Technical Debt: we all have it. Yet, this phenomenon remains poorly understood by product managers. Unlike financial debt, the costs are often hidden and difficult to measure. But the most dangerous aspect is that "Technical Debt items are contagious, causing other parts of the system to be contaminated with the same problem, which may lead to nonlinear growth of interest." [1]

Here's a case study of one such event; unmanaged tech debt caused interest costs to spiral catastrophically out of control.

To set the scene, we have an online shopping system with the following requirements:

  • A catalog of 30,000 total products
  • 500 peak concurrent users
  • An index page that displays the top 24 products in a chosen category (for example, a list of Blu-ray titles).
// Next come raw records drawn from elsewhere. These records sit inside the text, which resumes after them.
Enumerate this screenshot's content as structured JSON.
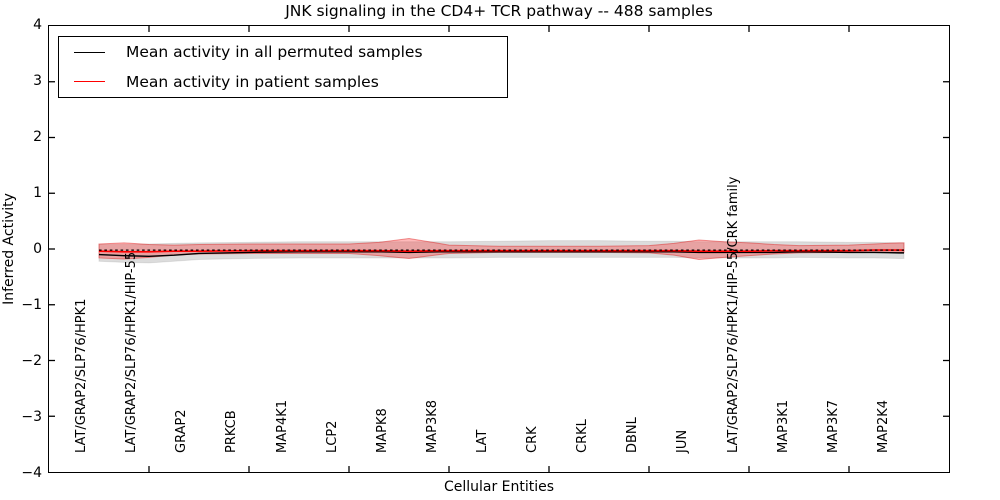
{
  "chart_data": {
    "type": "line",
    "title": "JNK signaling in the CD4+ TCR pathway -- 488 samples",
    "xlabel": "Cellular Entities",
    "ylabel": "Inferred Activity",
    "xlim": [
      -1,
      17
    ],
    "ylim": [
      -4,
      4
    ],
    "grid": false,
    "tick_direction": "in",
    "ytick_values": [
      4,
      3,
      2,
      1,
      0,
      -1,
      -2,
      -3,
      -4
    ],
    "ytick_labels": [
      "4",
      "3",
      "2",
      "1",
      "0",
      "−1",
      "−2",
      "−3",
      "−4"
    ],
    "xtick_values": [
      -1,
      1,
      3,
      5,
      7,
      9,
      11,
      13,
      15,
      17
    ],
    "categories": [
      "LAT/GRAP2/SLP76/HPK1",
      "LAT/GRAP2/SLP76/HPK1/HIP-55",
      "GRAP2",
      "PRKCB",
      "MAP4K1",
      "LCP2",
      "MAPK8",
      "MAP3K8",
      "LAT",
      "CRK",
      "CRKL",
      "DBNL",
      "JUN",
      "LAT/GRAP2/SLP76/HPK1/HIP-55/CRK family",
      "MAP3K1",
      "MAP3K7",
      "MAP2K4"
    ],
    "category_x": [
      0,
      1,
      2,
      3,
      4,
      5,
      6,
      7,
      8,
      9,
      10,
      11,
      12,
      13,
      14,
      15,
      16
    ],
    "legend": {
      "position": "upper left",
      "entries": [
        {
          "label": "Mean activity in all permuted samples",
          "color": "#000000"
        },
        {
          "label": "Mean activity in patient samples",
          "color": "#ff0000"
        }
      ]
    },
    "series": [
      {
        "name": "permuted_std_band",
        "kind": "band",
        "fill": "rgba(130,130,130,0.28)",
        "stroke": "rgba(130,130,130,0.18)",
        "x": [
          0,
          0.5,
          1,
          1.5,
          2,
          3,
          4,
          5,
          5.6,
          6.2,
          6.8,
          7,
          8,
          9,
          10,
          11,
          11.5,
          12,
          12.5,
          13,
          13.5,
          14,
          15,
          15.5,
          16,
          16.1
        ],
        "upper": [
          0.08,
          0.08,
          0.09,
          0.1,
          0.11,
          0.12,
          0.13,
          0.13,
          0.13,
          0.13,
          0.13,
          0.13,
          0.14,
          0.15,
          0.15,
          0.14,
          0.14,
          0.13,
          0.13,
          0.13,
          0.13,
          0.13,
          0.12,
          0.12,
          0.11,
          0.11
        ],
        "lower": [
          -0.22,
          -0.24,
          -0.25,
          -0.22,
          -0.19,
          -0.17,
          -0.16,
          -0.16,
          -0.16,
          -0.16,
          -0.16,
          -0.16,
          -0.15,
          -0.15,
          -0.15,
          -0.15,
          -0.15,
          -0.16,
          -0.16,
          -0.16,
          -0.16,
          -0.15,
          -0.16,
          -0.16,
          -0.17,
          -0.17
        ]
      },
      {
        "name": "patient_std_band",
        "kind": "band",
        "fill": "rgba(255,45,45,0.33)",
        "stroke": "rgba(220,25,25,0.45)",
        "x": [
          0,
          0.5,
          1,
          1.5,
          2,
          3,
          4,
          5,
          5.6,
          6.2,
          6.8,
          7,
          8,
          9,
          10,
          11,
          11.5,
          12,
          12.5,
          13,
          13.5,
          14,
          15,
          15.5,
          16,
          16.1
        ],
        "upper": [
          0.09,
          0.11,
          0.08,
          0.07,
          0.08,
          0.09,
          0.09,
          0.09,
          0.12,
          0.19,
          0.1,
          0.07,
          0.05,
          0.05,
          0.05,
          0.06,
          0.1,
          0.16,
          0.13,
          0.11,
          0.08,
          0.06,
          0.07,
          0.09,
          0.11,
          0.11
        ],
        "lower": [
          -0.16,
          -0.18,
          -0.15,
          -0.11,
          -0.09,
          -0.08,
          -0.08,
          -0.08,
          -0.12,
          -0.17,
          -0.1,
          -0.08,
          -0.06,
          -0.06,
          -0.06,
          -0.07,
          -0.11,
          -0.19,
          -0.15,
          -0.12,
          -0.09,
          -0.07,
          -0.06,
          -0.06,
          -0.06,
          -0.06
        ]
      },
      {
        "name": "permuted_mean",
        "kind": "line",
        "color": "#000000",
        "width": 1.4,
        "x": [
          0,
          0.5,
          1,
          1.5,
          2,
          3,
          4,
          5,
          5.6,
          6.2,
          6.8,
          7,
          8,
          9,
          10,
          11,
          11.5,
          12,
          12.5,
          13,
          13.5,
          14,
          15,
          15.5,
          16,
          16.1
        ],
        "y": [
          -0.1,
          -0.12,
          -0.13,
          -0.11,
          -0.08,
          -0.06,
          -0.05,
          -0.05,
          -0.05,
          -0.06,
          -0.05,
          -0.05,
          -0.05,
          -0.05,
          -0.05,
          -0.05,
          -0.05,
          -0.06,
          -0.06,
          -0.06,
          -0.06,
          -0.05,
          -0.06,
          -0.06,
          -0.07,
          -0.07
        ]
      },
      {
        "name": "patient_mean",
        "kind": "line",
        "color": "#ff0000",
        "width": 1.6,
        "x": [
          0,
          0.5,
          1,
          1.5,
          2,
          3,
          4,
          5,
          5.6,
          6.2,
          6.8,
          7,
          8,
          9,
          10,
          11,
          11.5,
          12,
          12.5,
          13,
          13.5,
          14,
          15,
          15.5,
          16,
          16.1
        ],
        "y": [
          -0.04,
          -0.05,
          -0.05,
          -0.04,
          -0.04,
          -0.03,
          -0.03,
          -0.03,
          -0.03,
          -0.04,
          -0.03,
          -0.03,
          -0.03,
          -0.03,
          -0.03,
          -0.03,
          -0.03,
          -0.04,
          -0.04,
          -0.04,
          -0.03,
          -0.03,
          -0.03,
          -0.02,
          -0.02,
          -0.02
        ]
      },
      {
        "name": "permuted_mean_dashed_overlay",
        "kind": "line",
        "color": "#000000",
        "width": 1.3,
        "dash": "2.6 2.8",
        "x": [
          0,
          16.1
        ],
        "y": [
          -0.02,
          -0.02
        ]
      }
    ]
  }
}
How much would you expect to pay for the SQL cluster running this catalog? Would you believe $360,000 per year in raw IaaS expenses? How could this happen?

Ten years ago, the system's creators built the catalog on a custom data access layer. At the time, it worked pretty well, but the architecture had a fatal flaw.

As years passed, the system grew. New discount coupons, special promotions, pricing tiers, inventory management, wishlists, and fulfillment features piled on. What was once a nimble system grew to 4 million lines of source code. The fatal flaw spread, making the code nearly unmaintainable. This in turn created a feedback loop: The code was so hard to understand it could no longer be refined during regular iteration cycles, and obsolete or unused features could not be removed. The system got bigger still.

Along the way, system crashes were common. Downtime averaged about 1 day per month. Each time, the only option for bringing it back online quickly was to add more hardware. Bit by bit, the SQL cluster grew into a $360,000 monstrosity.

The total cost of this tech debt will never be calculated, but it probably runs in the millions: lost revenue, customer service calls, lost employee productivity, and tarnished brand equity. If minor investments had been made in correcting this flaw early, the massive losses were entirely preventable.

If you're a product manager, you urgently need to track your tech debt. Maintain a backlog, and dedicate a portion of your iteration budget to paying down the debt. Make a realistic economic estimate of the costs of delaying this debt paydown. Understand how dangerous this problem can become when it becomes contagious. Don't be my next case study!


[1] Martini, Antonio & Bosch, Jan. (2015). The Danger of Architectural Technical Debt: Contagious Debt and Vicious Circles. Proceedings - 12th Working IEEE/IFIP Conference on Software Architecture, WICSA 2015. . 10.1109/WICSA.2015.31.